Au milieu des années 1950, le Suisse Andreas Daescher est devenu le premier sauteur à ski à tenir ses bras en arrière, près du corps, avec une inclinaison plus extrême vers l’avant. Puis, en 1985, le Suédois Jan Bokloev a perfectionné cette technique en écartant les pointes de ses skis pour former un "V". Elle s’est avérée si fructueuse que, désormais, elle est utilisée par la grande majorité des sauteurs à ski du monde entier.

Le saut à ski fait partie du programme des Jeux Olympiques d’hiver depuis leur première édition, à Chamonix 1924, quand la seule épreuve proposée était le grand tremplin masculin. Celle sur tremplin normal a été ajoutée lors des Jeux d’Innsbruck 1964, à l’instar de l’épreuve de grand tremplin par équipe masculine, qui a rejoint le programme en 1988. La compétition féminine n’est apparue qu’en 2014, alors que l’épreuve par équipes mixtes est l’une des nouveautés de 2022.

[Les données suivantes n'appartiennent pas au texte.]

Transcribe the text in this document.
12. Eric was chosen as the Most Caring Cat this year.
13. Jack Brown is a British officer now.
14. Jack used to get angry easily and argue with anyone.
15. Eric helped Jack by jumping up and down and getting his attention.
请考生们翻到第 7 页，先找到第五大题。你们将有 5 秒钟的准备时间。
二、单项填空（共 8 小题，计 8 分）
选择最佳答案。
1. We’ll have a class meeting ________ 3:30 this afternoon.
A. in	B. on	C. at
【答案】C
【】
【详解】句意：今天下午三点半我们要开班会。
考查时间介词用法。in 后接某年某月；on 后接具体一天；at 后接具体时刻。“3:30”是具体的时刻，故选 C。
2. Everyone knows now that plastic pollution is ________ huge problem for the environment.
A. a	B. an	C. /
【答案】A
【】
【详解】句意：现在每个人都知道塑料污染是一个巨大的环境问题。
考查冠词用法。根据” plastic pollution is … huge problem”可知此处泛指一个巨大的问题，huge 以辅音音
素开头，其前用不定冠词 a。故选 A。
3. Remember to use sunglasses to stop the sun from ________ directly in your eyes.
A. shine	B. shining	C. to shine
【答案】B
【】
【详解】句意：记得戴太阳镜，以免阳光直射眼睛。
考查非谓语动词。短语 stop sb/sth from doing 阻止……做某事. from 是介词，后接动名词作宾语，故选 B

Historiquement, la Norvège a été la force maîtresse du saut à ski, avec 35 médailles, dont 11 en or. La Finlande est la nation qui s’en approche le plus, avec 22 médailles et 10 en or, alors que l’Autriche pointe à la troisième place, avec ses 25 médailles et six en or. Mais malgré la large domination norvégienne, c’est un Finlandais qui domine le classement historique olympique. Durant sa carrière aux Jeux Olympiques d’hiver, Matti Nykänen a remporté quatre médailles d’or et une d’argent.